Government misses revenue collection target once again
The government missed revenue collection target by Rs 1.85 billion in the first nine months of the current fiscal year, largely due to deceleration in tax collection in the previous months.
The government had set revenue collection target of Rs 293.31 billion for the nine-month period between mid-July and mid-April. But it was able to raise Rs 291.46 billion during the period.
“We missed the target due to shortfall in tax collection in the previous months. But we have made some recovery in the ninth month of this fiscal,” Revenue Secretary Navraj Bhandari said.

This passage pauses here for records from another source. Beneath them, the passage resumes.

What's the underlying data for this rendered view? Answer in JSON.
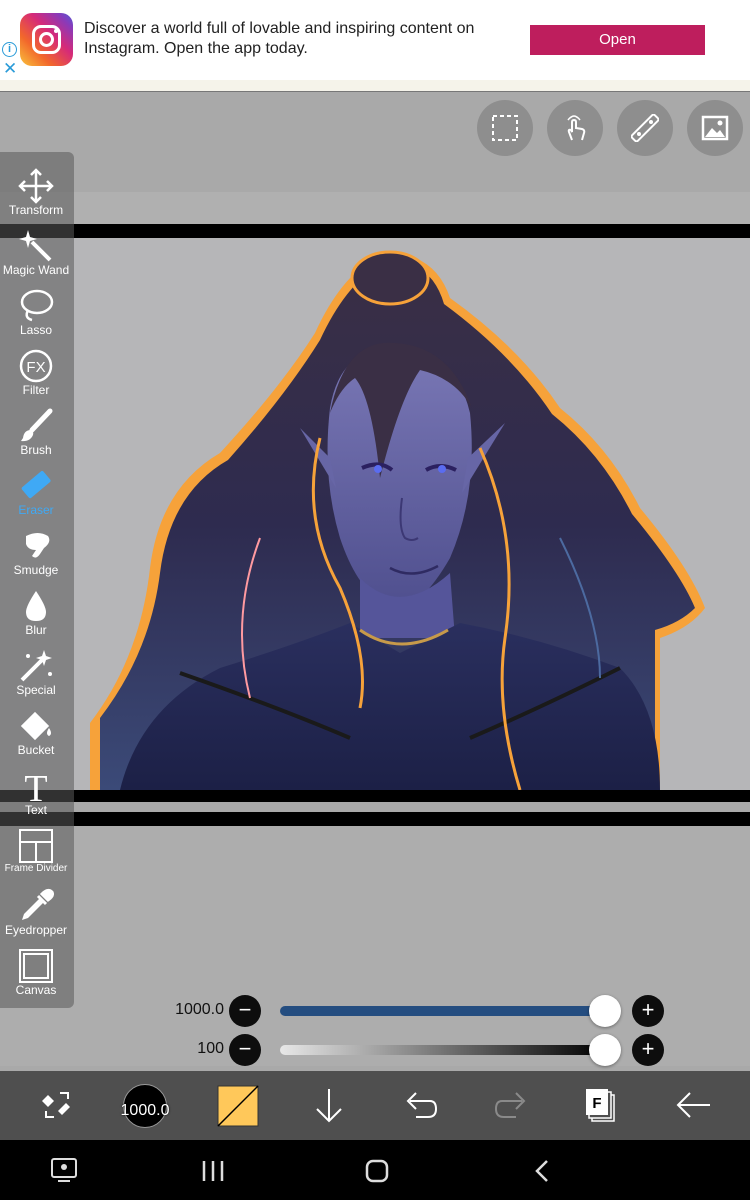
{
  "ad": {
    "text": "Discover a world full of lovable and inspiring content on Instagram. Open the app today.",
    "button": "Open",
    "info_icon": "info-icon",
    "close_icon": "close-icon",
    "colors": {
      "button": "#be1e5d",
      "icon": "#2a9bd8"
    }
  },
  "top_tools": [
    "selection-icon",
    "hand-gesture-icon",
    "ruler-icon",
    "image-icon"
  ],
  "toolbar": {
    "tools": [
      {
        "label": "Transform",
        "icon": "move-icon"
      },
      {
        "label": "Magic Wand",
        "icon": "magic-wand-icon"
      },
      {
        "label": "Lasso",
        "icon": "lasso-icon"
      },
      {
        "label": "Filter",
        "icon": "fx-icon",
        "icon_text": "FX"
      },
      {
        "label": "Brush",
        "icon": "brush-icon"
      },
      {
        "label": "Eraser",
        "icon": "eraser-icon",
        "active": true
      },
      {
        "label": "Smudge",
        "icon": "smudge-icon"
      },
      {
        "label": "Blur",
        "icon": "blur-drop-icon"
      },
      {
        "label": "Special",
        "icon": "special-icon"
      },
      {
        "label": "Bucket",
        "icon": "bucket-icon"
      },
      {
        "label": "Text",
        "icon": "text-icon",
        "icon_text": "T"
      },
      {
        "label": "Frame Divider",
        "icon": "frame-divider-icon"
      },
      {
        "label": "Eyedropper",
        "icon": "eyedropper-icon"
      },
      {
        "label": "Canvas",
        "icon": "canvas-icon"
      }
    ],
    "active_color": "#3fa9f5"
  },
  "sliders": {
    "size": {
      "value": "1000.0",
      "fill_fraction": 1.0,
      "color": "#244d80"
    },
    "opacity": {
      "value": "100",
      "fill_fraction": 1.0
    },
    "minus": "−",
    "plus": "+"
  },
  "bottom_bar": {
    "brush_size": "1000.0",
    "primary_color": "#ffc85a",
    "layer_badge": "F",
    "icons": [
      "swap-tools-icon",
      "brush-size-icon",
      "color-swatch-icon",
      "download-arrow-icon",
      "undo-icon",
      "redo-icon",
      "layers-icon",
      "back-arrow-icon"
    ]
  },
  "nav": {
    "icons": [
      "screen-share-icon",
      "recent-apps-icon",
      "home-icon",
      "back-icon"
    ]
  }
}
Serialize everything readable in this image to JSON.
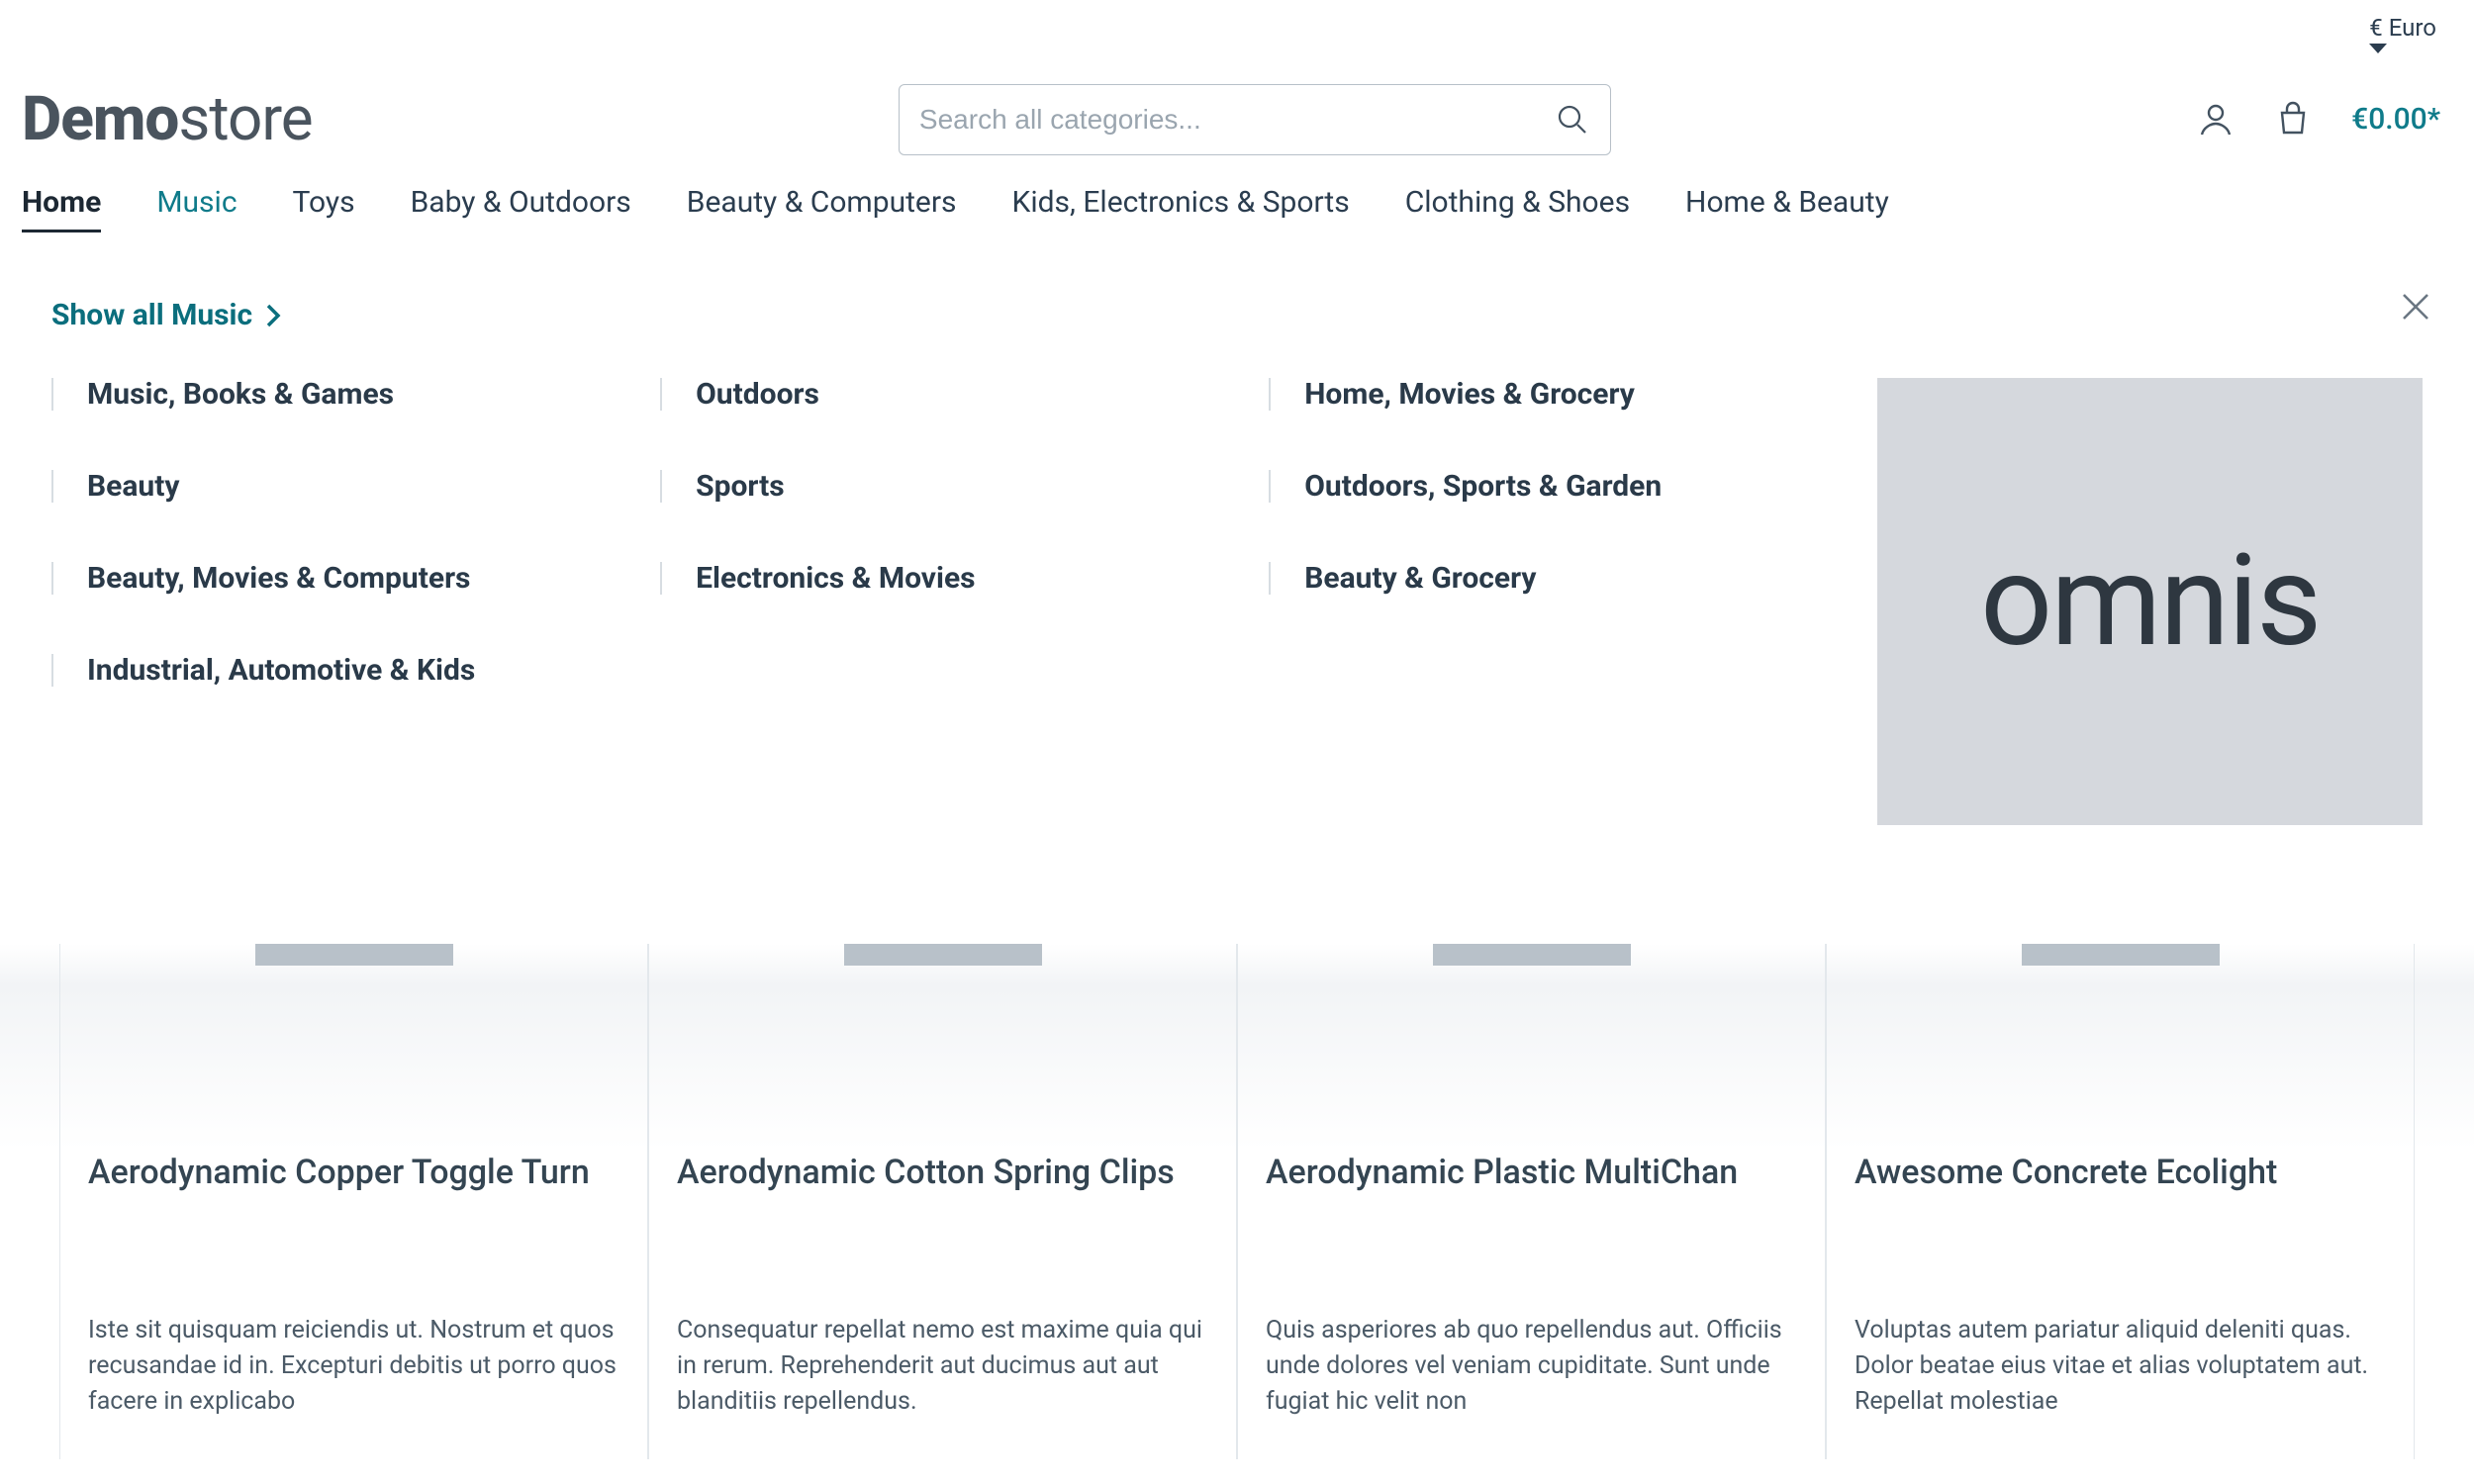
{
  "currency": {
    "label": "€ Euro"
  },
  "logo": {
    "bold": "Demo",
    "light": "store"
  },
  "search": {
    "placeholder": "Search all categories..."
  },
  "cart": {
    "amount": "€0.00*"
  },
  "nav": {
    "items": [
      {
        "label": "Home"
      },
      {
        "label": "Music"
      },
      {
        "label": "Toys"
      },
      {
        "label": "Baby & Outdoors"
      },
      {
        "label": "Beauty & Computers"
      },
      {
        "label": "Kids, Electronics & Sports"
      },
      {
        "label": "Clothing & Shoes"
      },
      {
        "label": "Home & Beauty"
      }
    ]
  },
  "mega": {
    "show_all": "Show all Music",
    "banner_text": "omnis",
    "cols": [
      [
        {
          "label": "Music, Books & Games"
        },
        {
          "label": "Beauty"
        },
        {
          "label": "Beauty, Movies & Computers"
        },
        {
          "label": "Industrial, Automotive & Kids"
        }
      ],
      [
        {
          "label": "Outdoors"
        },
        {
          "label": "Sports"
        },
        {
          "label": "Electronics & Movies"
        }
      ],
      [
        {
          "label": "Home, Movies & Grocery"
        },
        {
          "label": "Outdoors, Sports & Garden"
        },
        {
          "label": "Beauty & Grocery"
        }
      ]
    ]
  },
  "products": [
    {
      "title": "Aerodynamic Copper Toggle Turn",
      "desc": "Iste sit quisquam reiciendis ut. Nostrum et quos recusandae id in. Excepturi debitis ut porro quos facere in explicabo"
    },
    {
      "title": "Aerodynamic Cotton Spring Clips",
      "desc": "Consequatur repellat nemo est maxime quia qui in rerum. Reprehenderit aut ducimus aut aut blanditiis repellendus."
    },
    {
      "title": "Aerodynamic Plastic MultiChan",
      "desc": "Quis asperiores ab quo repellendus aut. Officiis unde dolores vel veniam cupiditate. Sunt unde fugiat hic velit non"
    },
    {
      "title": "Awesome Concrete Ecolight",
      "desc": "Voluptas autem pariatur aliquid deleniti quas. Dolor beatae eius vitae et alias voluptatem aut. Repellat molestiae"
    }
  ]
}
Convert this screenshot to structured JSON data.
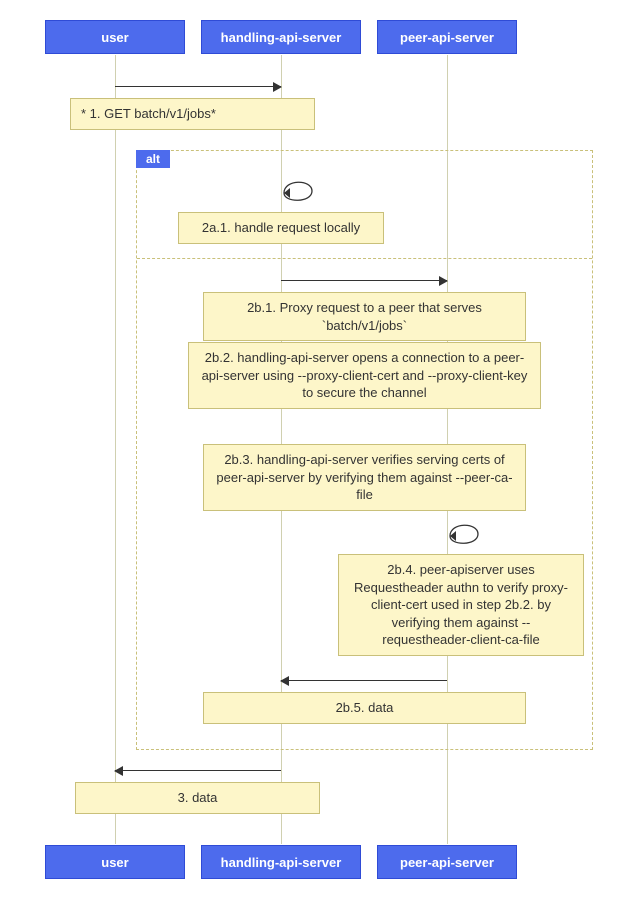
{
  "diagram_type": "sequence",
  "actors": {
    "user": "user",
    "handling": "handling-api-server",
    "peer": "peer-api-server"
  },
  "alt_label": "alt",
  "messages": {
    "step1": "* 1. GET batch/v1/jobs*",
    "step2a1": "2a.1. handle request locally",
    "step2b1": "2b.1. Proxy request to a peer that serves `batch/v1/jobs`",
    "step2b2": "2b.2. handling-api-server opens a connection to a peer-api-server using --proxy-client-cert and --proxy-client-key to secure the channel",
    "step2b3": "2b.3. handling-api-server verifies serving certs of peer-api-server by verifying them against --peer-ca-file",
    "step2b4": "2b.4. peer-apiserver uses Requestheader authn to verify proxy-client-cert used in step 2b.2. by verifying them against --requestheader-client-ca-file",
    "step2b5": "2b.5. data",
    "step3": "3. data"
  }
}
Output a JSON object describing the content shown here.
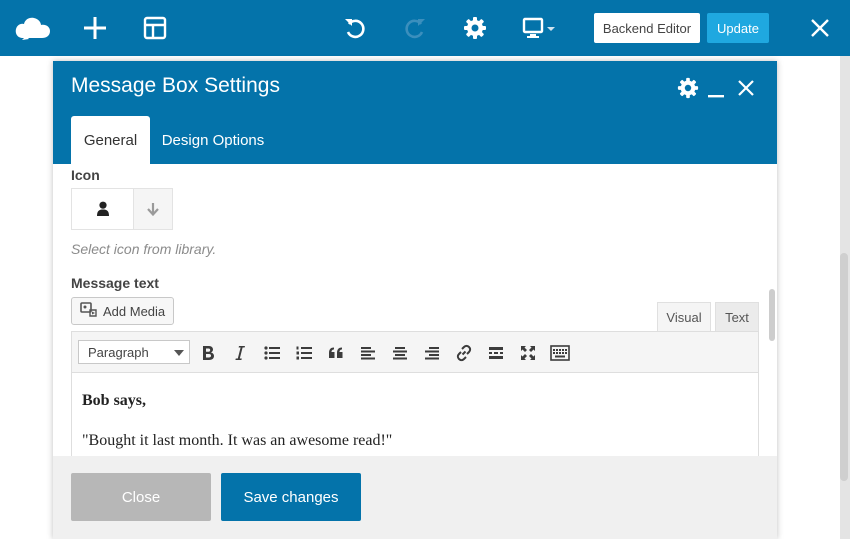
{
  "toolbar": {
    "icons": [
      "cloud-logo-icon",
      "plus-icon",
      "layout-icon",
      "undo-icon",
      "redo-icon",
      "gear-icon",
      "monitor-icon",
      "close-icon"
    ],
    "backend_editor_label": "Backend Editor",
    "update_label": "Update"
  },
  "modal": {
    "title": "Message Box Settings",
    "tabs": [
      {
        "label": "General",
        "active": true
      },
      {
        "label": "Design Options",
        "active": false
      }
    ],
    "icon_field": {
      "label": "Icon",
      "hint": "Select icon from library."
    },
    "message_field": {
      "label": "Message text",
      "add_media_label": "Add Media",
      "editor_tabs": [
        "Visual",
        "Text"
      ],
      "format_selected": "Paragraph",
      "content": [
        "Bob says,",
        "\"Bought it last month. It was an awesome read!\""
      ]
    },
    "footer": {
      "close_label": "Close",
      "save_label": "Save changes"
    }
  },
  "colors": {
    "brand": "#0473aa",
    "update": "#1fa8e0",
    "close_button": "#b7b7b7"
  }
}
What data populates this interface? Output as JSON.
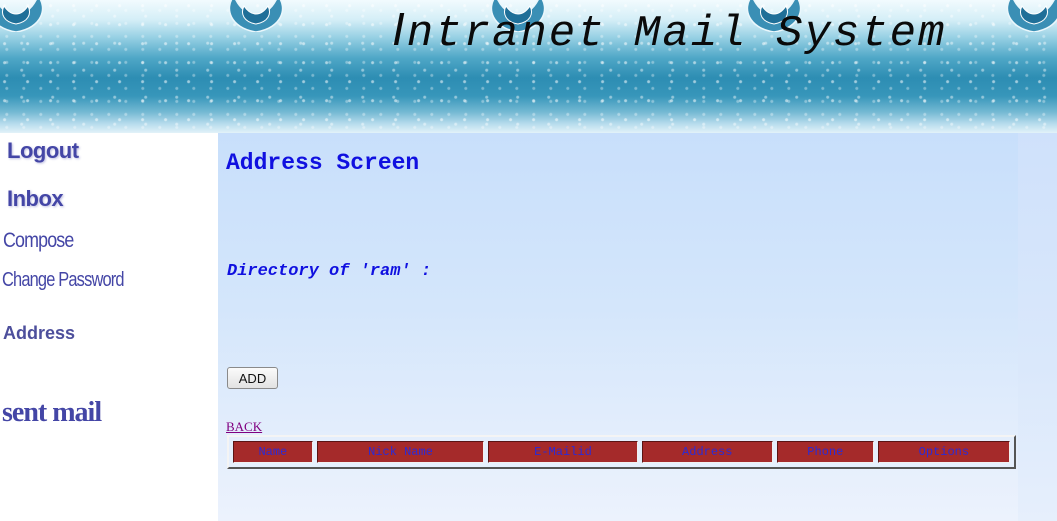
{
  "banner": {
    "title_initial": "I",
    "title_rest": "ntranet Mail System",
    "ornament_icon": "floral-ornament-icon"
  },
  "sidebar": {
    "items": [
      {
        "id": "logout",
        "label": "Logout"
      },
      {
        "id": "inbox",
        "label": "Inbox"
      },
      {
        "id": "compose",
        "label": "Compose"
      },
      {
        "id": "change-password",
        "label": "Change Password"
      },
      {
        "id": "address",
        "label": "Address"
      },
      {
        "id": "sent-mail",
        "label": "sent mail"
      }
    ]
  },
  "main": {
    "title": "Address Screen",
    "directory_label": "Directory of 'ram' :",
    "add_button": "ADD",
    "back_link": "BACK",
    "table": {
      "columns": [
        "Name",
        "Nick Name",
        "E-Mailid",
        "Address",
        "Phone",
        "Options"
      ]
    }
  },
  "colors": {
    "heading_blue": "#1010e0",
    "sidebar_link": "#4446a6",
    "table_header_bg": "#a52a2a",
    "table_header_text": "#2b2bd6",
    "visited_link": "#800080"
  }
}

In the ninth month of this fiscal — or during the period between mid-March and mid-April — the government mobilised Rs 50.19 billion in revenue, beating the target of Rs 47.82 billion set for the period.
“If we move ahead in this pace, we will be able to make full recovery by the end of the 10th month of this fiscal and easily achieve the annual revenue collection target (of Rs 422.90 billion),” Bhandari said.
Despite this optimism, latest data show that the government has been failing to meet collection targets of crucial taxes like value added tax (VAT), income tax and customs duty, which make significant contribution to the revenue.
Collection of VAT — which accounted for 28.56 per cent of the government’s total revenue — for instance, stood at Rs 83.37 billion in the first nine months of the current fiscal.
Although VAT collection during the review period was 14.95 per cent higher than in the same period last fiscal, it was below the target of Rs 87.44 billion. Also, the target of Rs 11.37 billion set for the ninth month of the fiscal was not met.
This was the same with income tax, which made a contribution of 21.72 per cent to the total revenue in the first nine months of the current fiscal.
Collection of this tax stood at Rs 63.40 billion in the first nine months of this fiscal, as against Rs 54.21 billion in the same period last fiscal. But the collection was below the target of Rs 64.98 billion set for the nine-month period.
Also, customs duties added Rs 56.38 billion to the state coffers in the first nine months — up 14.22 per cent than in the same period last fiscal but lower than the target of Rs 57.61 billion.
“We have not been able to collect some of the taxes in a desired manner because of deceleration in imports,” Bhandari said.
Import growth in the first eight months of the current fiscal, for instance, stood at 10.5 per cent as against 27 per cent in the same period last fiscal. Such deceleration affects revenue collection because majority of customs duties is collected from imports and a significant portion of VAT is also raised from goods brought into the country from India and abroad.
Import growth, on the other hand, is said to have fallen due to reduction in international prices of petroleum products, which caused oil import bill to shrink, and inability to ramp up capital spending.
The government’s capital spending stood at Rs 31.68 billion, or 27.14 per cent of the total capital budget of Rs 116.75 billion earmarked for this fiscal, in the first nine months of the current fiscal, show the latest statistics of the Financial Comptroller General Office.